Monday, May 17, 2010

Monday May 17, 2010

Anaya spent the day with her Nurse, Joanne, today. It is the first time I have gone to town without her. I needed to pick up a prescription, some diapers and breast milk. On the way I stopped and had lunch with Anaya's dad, Brent. It was like a first date. We are hardly ever alone together. It felt new and weird to be without our "little bird".

I had time today to think about what I may do with myself in the future. I think we may foster children that have special needs, or that are sick with degenerative diseases. I have been learning so much about caring for a special child, both physically and emotionally. I feel as though it is incredibly important that these children get the love and care they need. I think I'd be good at that. Anaya is training me well.

Upon returning home I was informed that Anaya had an excellent day. She was not too upset to stay with Joanne, which is a new thing. We have a new medicine called scopalomine, which helps to dry up her mucous. It really seems to work, although it sedates her slightly. It's so nice to not have to suction her so often. She really dislikes it. It makes her choke and gag and turn bluish. It's awful.

I've been talking to Autumn and Tom today, who are coordinating the next fundraiser on June 11. There has been interest in knowing more about Anaya's disease and the Hunters Hope Krabbe Leukodystrophy Foundation that we are contributing to. Please check out their website at

Here is an excerpt from their site.


Globoid Cell Leukodystrophy, more commonly known as Krabbe (crab ā) Disease, is an inherited neurodegenerative lysosomal enzyme disorder affecting the central and peripheral nervous systems.

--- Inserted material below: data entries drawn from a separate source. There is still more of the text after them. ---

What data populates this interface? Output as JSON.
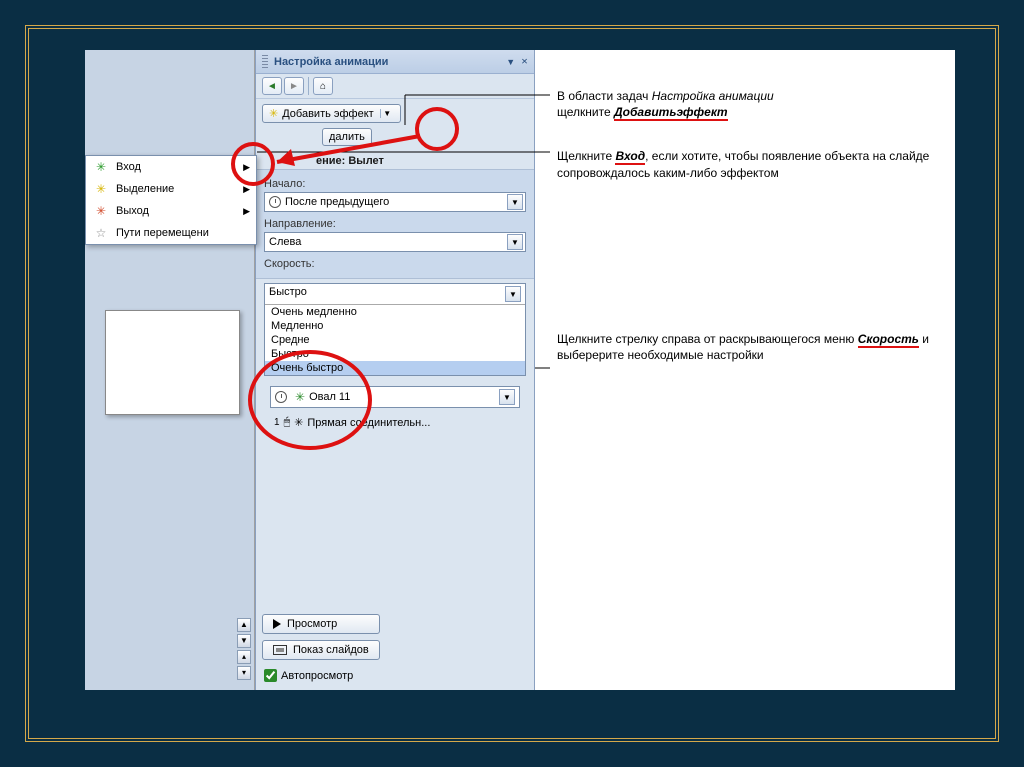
{
  "pane": {
    "title": "Настройка анимации",
    "addEffect": "Добавить эффект",
    "delete": "далить",
    "modifyHeader": "ение: Вылет",
    "startLabel": "Начало:",
    "startValue": "После предыдущего",
    "directionLabel": "Направление:",
    "directionValue": "Слева",
    "speedLabel": "Скорость:",
    "speedSelected": "Быстро",
    "speedOptions": [
      "Очень медленно",
      "Медленно",
      "Средне",
      "Быстро",
      "Очень быстро"
    ],
    "animItem1": "Овал 11",
    "animItem2": "Прямая соединительн...",
    "preview": "Просмотр",
    "slideshow": "Показ слайдов",
    "autopreview": "Автопросмотр"
  },
  "contextMenu": {
    "items": [
      {
        "icon": "✳",
        "color": "#2a9a2a",
        "label": "Вход"
      },
      {
        "icon": "✳",
        "color": "#d6b400",
        "label": "Выделение"
      },
      {
        "icon": "✳",
        "color": "#d14a2a",
        "label": "Выход"
      },
      {
        "icon": "☆",
        "color": "#888",
        "label": "Пути перемещени"
      }
    ]
  },
  "callouts": {
    "c1a": "В области задач ",
    "c1b": "Настройка анимации",
    "c1c": " щелкните ",
    "c1d": "Добавитьэффект",
    "c2a": "Щелкните ",
    "c2b": "Вход",
    "c2c": ", если хотите, чтобы появление объекта на слайде сопровождалось каким-либо эффектом",
    "c3a": "Щелкните стрелку справа от раскрывающегося меню ",
    "c3b": "Скорость",
    "c3c": " и выберерите необходимые настройки"
  }
}
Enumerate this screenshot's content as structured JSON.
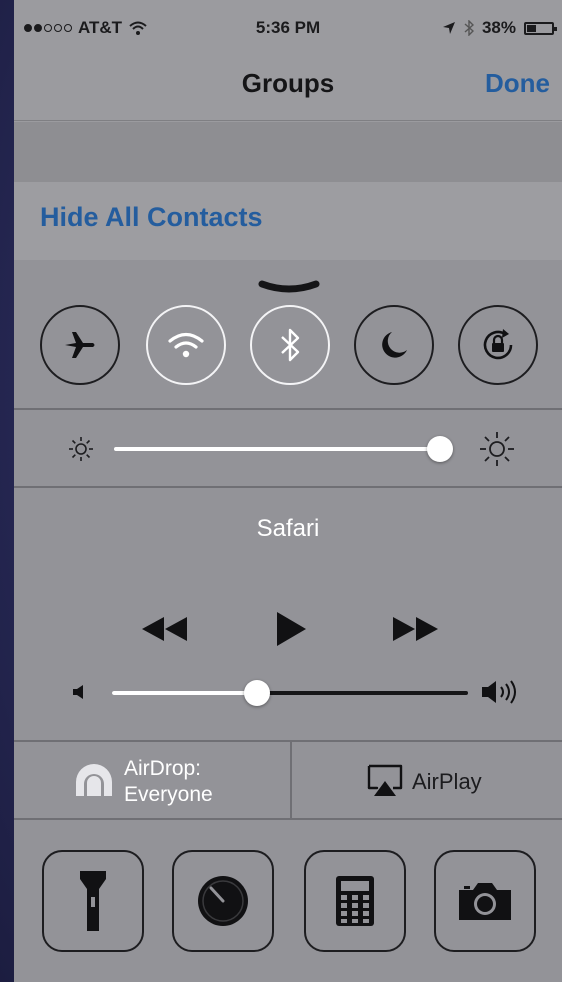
{
  "status_bar": {
    "carrier": "AT&T",
    "time": "5:36 PM",
    "battery_percent": "38%",
    "battery_level": 0.38,
    "signal_bars_filled": 2,
    "signal_bars_total": 5
  },
  "nav_bar": {
    "title": "Groups",
    "done_label": "Done"
  },
  "list": {
    "hide_all_label": "Hide All Contacts"
  },
  "control_center": {
    "toggles": [
      {
        "name": "airplane-mode",
        "icon": "airplane-icon",
        "on": false
      },
      {
        "name": "wifi",
        "icon": "wifi-icon",
        "on": true
      },
      {
        "name": "bluetooth",
        "icon": "bluetooth-icon",
        "on": true
      },
      {
        "name": "do-not-disturb",
        "icon": "moon-icon",
        "on": false
      },
      {
        "name": "rotation-lock",
        "icon": "rotation-lock-icon",
        "on": false
      }
    ],
    "brightness_level": 0.99,
    "now_playing_app": "Safari",
    "volume_level": 0.4,
    "airdrop_label": "AirDrop:",
    "airdrop_value": "Everyone",
    "airplay_label": "AirPlay",
    "tools": [
      "flashlight-icon",
      "timer-icon",
      "calculator-icon",
      "camera-icon"
    ]
  },
  "colors": {
    "link_blue": "#245d9e",
    "panel_gray": "#939398",
    "toggle_on": "#f4f4f6"
  }
}
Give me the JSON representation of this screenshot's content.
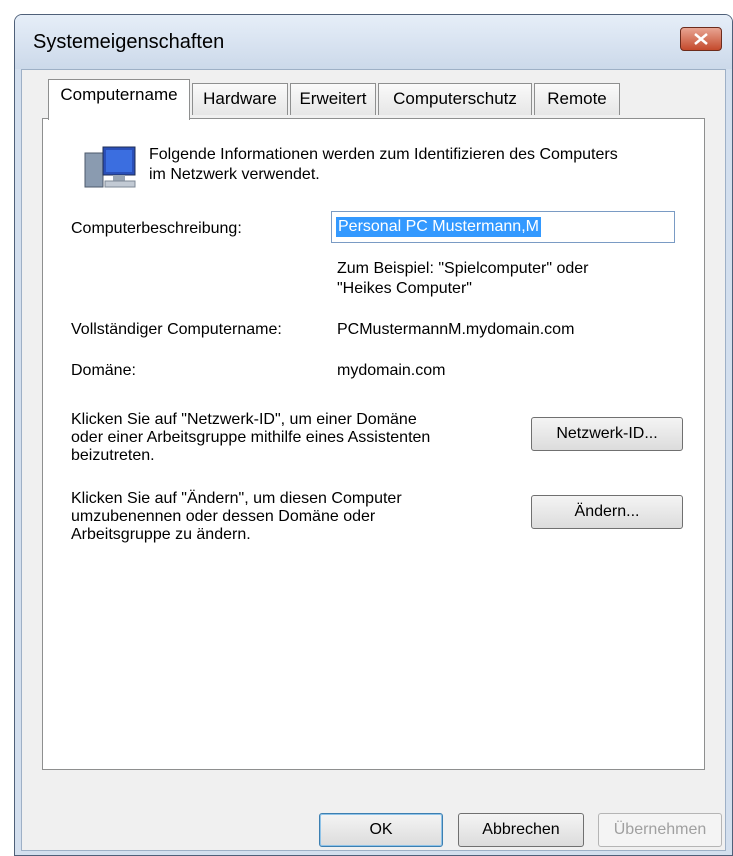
{
  "window": {
    "title": "Systemeigenschaften"
  },
  "tabs": [
    {
      "label": "Computername",
      "active": true
    },
    {
      "label": "Hardware"
    },
    {
      "label": "Erweitert"
    },
    {
      "label": "Computerschutz"
    },
    {
      "label": "Remote"
    }
  ],
  "intro": {
    "line1": "Folgende Informationen werden zum Identifizieren des Computers",
    "line2": "im Netzwerk verwendet."
  },
  "description": {
    "label": "Computerbeschreibung:",
    "value": "Personal PC Mustermann,M",
    "hint_line1": "Zum Beispiel: \"Spielcomputer\" oder",
    "hint_line2": "\"Heikes Computer\""
  },
  "fullname": {
    "label": "Vollständiger Computername:",
    "value": "PCMustermannM.mydomain.com"
  },
  "domain": {
    "label": "Domäne:",
    "value": "mydomain.com"
  },
  "network_id": {
    "line1": "Klicken Sie auf \"Netzwerk-ID\", um einer Domäne",
    "line2": "oder einer Arbeitsgruppe mithilfe eines Assistenten",
    "line3": "beizutreten.",
    "button": "Netzwerk-ID..."
  },
  "change": {
    "line1": "Klicken Sie auf \"Ändern\", um diesen Computer",
    "line2": "umzubenennen oder dessen Domäne oder",
    "line3": "Arbeitsgruppe zu ändern.",
    "button": "Ändern..."
  },
  "footer": {
    "ok": "OK",
    "cancel": "Abbrechen",
    "apply": "Übernehmen"
  }
}
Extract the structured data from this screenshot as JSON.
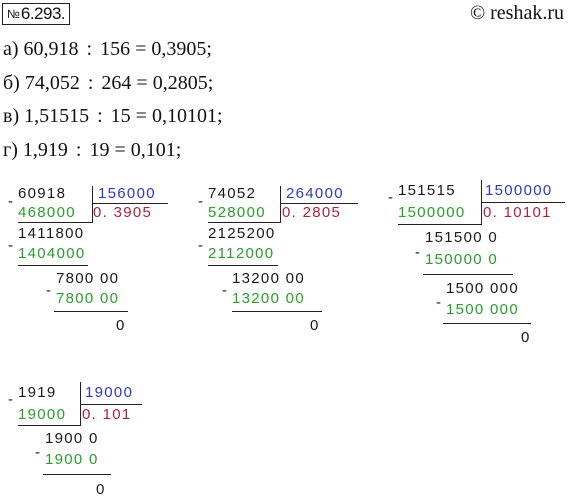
{
  "header": {
    "number_sign": "№",
    "problem_number": "6.293.",
    "site": "© reshak.ru"
  },
  "equations": [
    {
      "label": "а)",
      "dividend": "60,918",
      "op": ":",
      "divisor": "156",
      "eq": "=",
      "result": "0,3905;"
    },
    {
      "label": "б)",
      "dividend": "74,052",
      "op": ":",
      "divisor": "264",
      "eq": "=",
      "result": "0,2805;"
    },
    {
      "label": "в)",
      "dividend": "1,51515",
      "op": ":",
      "divisor": "15",
      "eq": "=",
      "result": "0,10101;"
    },
    {
      "label": "г)",
      "dividend": "1,919",
      "op": ":",
      "divisor": "19",
      "eq": "=",
      "result": "0,101;"
    }
  ],
  "divisions": [
    {
      "dividend": "60918",
      "divisor": "156000",
      "quotient": "0. 3905",
      "sub1": "468000",
      "rem1": "1411800",
      "sub2": "1404000",
      "rem2": "7800 00",
      "sub3": "7800 00",
      "final": "0"
    },
    {
      "dividend": "74052",
      "divisor": "264000",
      "quotient": "0. 2805",
      "sub1": "528000",
      "rem1": "2125200",
      "sub2": "2112000",
      "rem2": "13200 00",
      "sub3": "13200 00",
      "final": "0"
    },
    {
      "dividend": "151515",
      "divisor": "1500000",
      "quotient": "0. 10101",
      "sub1": "1500000",
      "rem1": "151500 0",
      "sub2": "150000 0",
      "rem2": "1500 000",
      "sub3": "1500 000",
      "final": "0"
    },
    {
      "dividend": "1919",
      "divisor": "19000",
      "quotient": "0. 101",
      "sub1": "19000",
      "rem1": "1900 0",
      "sub2": "1900 0",
      "final": "0"
    }
  ],
  "minus_sign": "-"
}
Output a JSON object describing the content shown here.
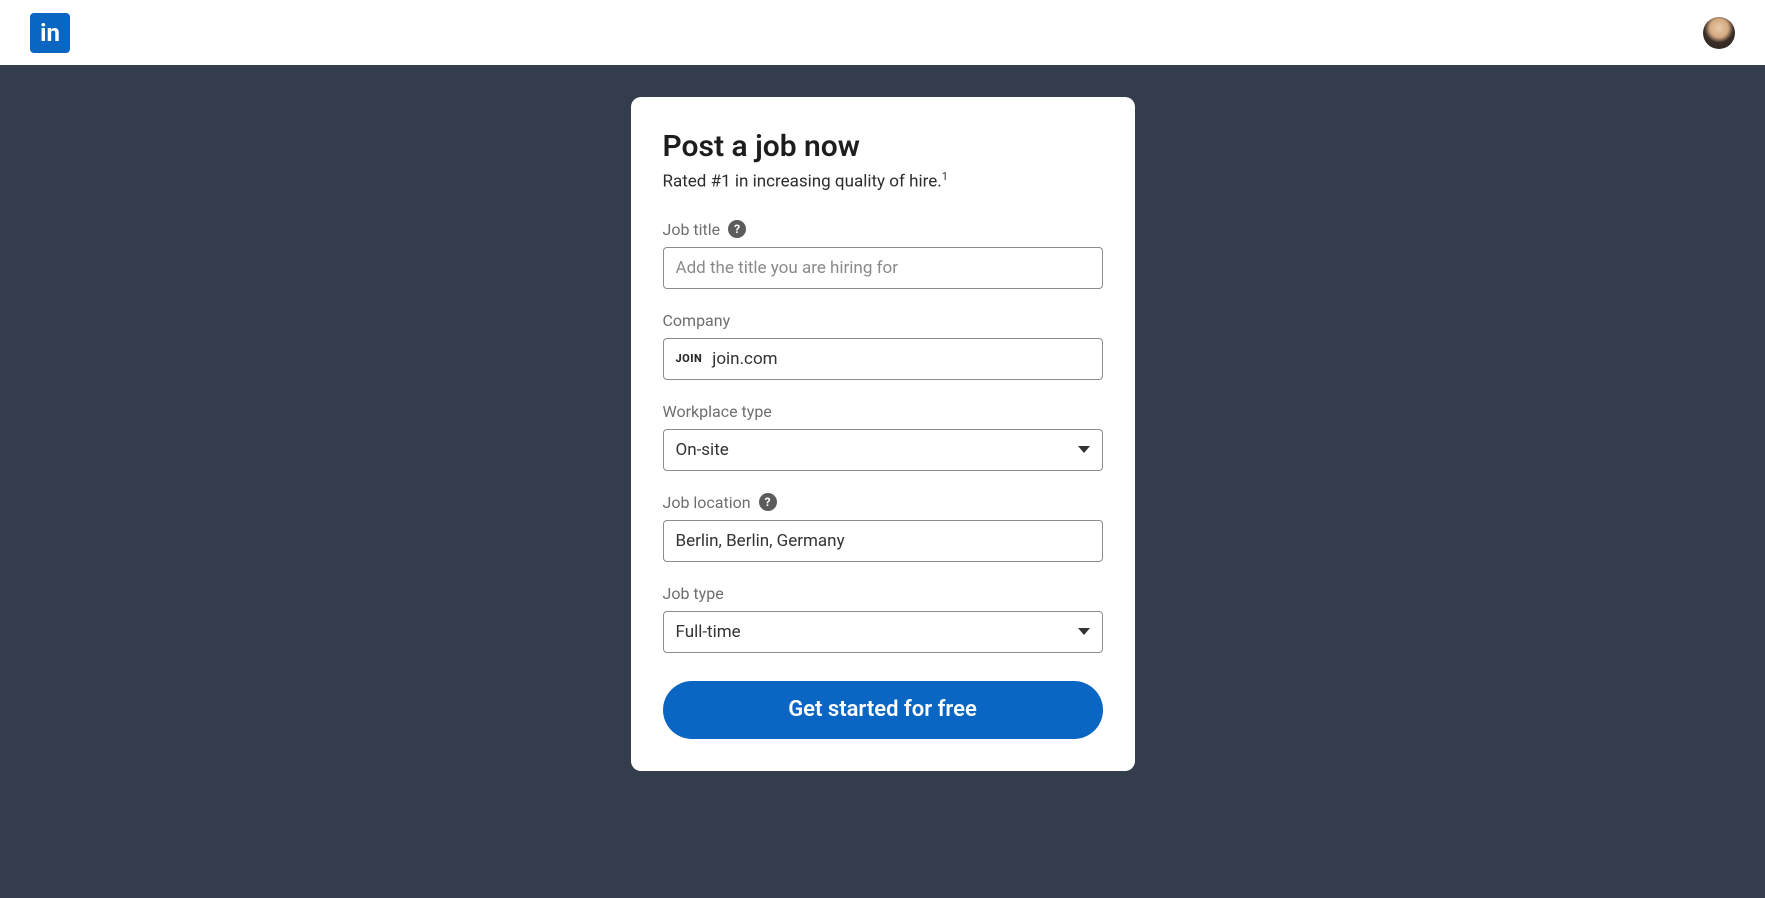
{
  "header": {
    "logo_text": "in"
  },
  "card": {
    "title": "Post a job now",
    "subtitle": "Rated #1 in increasing quality of hire.",
    "subtitle_sup": "1"
  },
  "form": {
    "job_title": {
      "label": "Job title",
      "placeholder": "Add the title you are hiring for",
      "value": ""
    },
    "company": {
      "label": "Company",
      "logo_text": "JOIN",
      "value": "join.com"
    },
    "workplace_type": {
      "label": "Workplace type",
      "value": "On-site"
    },
    "job_location": {
      "label": "Job location",
      "value": "Berlin, Berlin, Germany"
    },
    "job_type": {
      "label": "Job type",
      "value": "Full-time"
    },
    "cta": "Get started for free"
  }
}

Children who inherit the disorder lack an important enzyme (GALC) that is needed for the production of normal myelin (white matter) in the central and peripheral nervous systems. Myelin is the protective covering of the nerve cells and acts like insulation surrounding an electric wire.

When the enzyme GALC is deficient, it produces toxic substances in the brain, causing myelin loss, change to brain cells, and neurological damage.

Krabbe Disease has four phenotypes: early infantile, later onset infantile, adolescent, and adult. Progression of the disorder is rapid and death occurs in early childhood in the infantile types.

One in 100,000 live births in North America are afflicted with Krabbe Disease. Approximately 2 million people (or one out of 125) in the United States are carriers of the genetic deficiency that causes Krabbe Disease. Yet, awareness about this disease is very limited. Until recently the only treatment options were limited to symptom management and palliative care.

Now, a new and revolutionary treatment, Cord Blood Transplant is saving the lives of many sick, young children and babies. This new method of treatment is bringing new hope to those afflicted with a variety of diseases including Krabbe, other Leukodystrophies and Lysosomal Storage Disorders."

The babies must be tested for the disease at birth and treated right away. It is too late for Anaya to have this treatment. We hope to set up a fund for Nelson parents who wish to have their baby tested for this disease as it is not currently done here.

1 comment:

  1. Camara!
    I was sent a link to your blog by my best friend, a woman I will always consider a sister to me. I have found such joy, sorrow, strength and truth in all that you have written so far.
    You appear to be a most amazing and strong woman, with such a gift and wisdom you are ale to pass on to others. So many people would have let a journey like this break them and their spirit, yet you and your family have grown and gathered so much from it, with hopes to give to others who are in need as well. I only wish I lived closer and was able to help you more. I send you strength and healing energy daily as I read your blog and wish the best for you and your family.